Embarking on a three-day official visit to Saudi Arabia, President Abdullah Gül has said Turkey aims to increase the trade volume between the two countries to $10 billion in 2010, noting that the current trade volume stands at around $5.5 billion.
Gül, speaking at a press conference ahead of his departure for Saudi Arabia, stated that increasing economic and commercial cooperation between Turkey and Saudi Arabia would also be discussed during his talks with Saudi officials.

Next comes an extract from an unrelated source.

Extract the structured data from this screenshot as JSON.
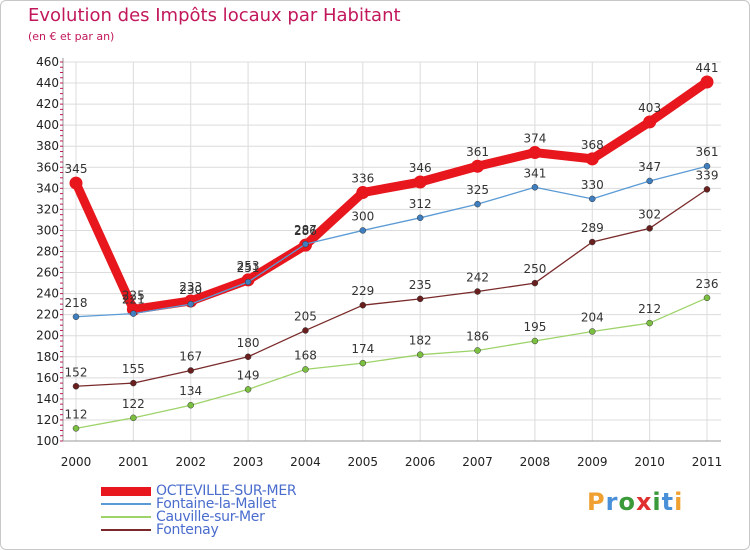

In addition to Foreign Trade Minister Kürşad Tüzmen, Defense Minister Vecdi Gönül, Transportation Minister Binali Yıldırım and President Gül’s spouse, Hayrünnisa Gül, some 150 businesspersons are also accompanying the president during his visit, in hopes of winning infrastructural and industrial contracts.

Turkish diplomats, speaking to Reuters ahead of the visit, said Saudi King Abdullah wanted to discuss the situation in the Hamas-ruled Gaza Strip, which was recently the target of a deadly assault by Israel, as well as Iran’s growing influence in the region. “We are friends with both [Iran and Saudi Arabia]. … But for us the visit is mainly for business,” a Turkish diplomat told Reuters on condition of anonymity.

Turkey hopes that bilateral trade with Saudi Arabia, which had already risen to about $5 billion in 2008 from less than $2 billion in 2006, will increase to around $15 billion by the end of 2013, the diplomat said.

In remarks published on Monday by Saudi newspapers, Gül suggested that Iran would not have gained so much influence if Arab states had not left a vacuum on issues affecting the Middle East, such as Lebanon and the Palestinian territories. “As a Muslim nation, Iran is entitled to have aspirations, and it likes to defend Islamic issues, but Palestine is Arab and there is Sunnism in Palestine, so it is up to Palestinians and Arabs to initiate … a solution for these issues.”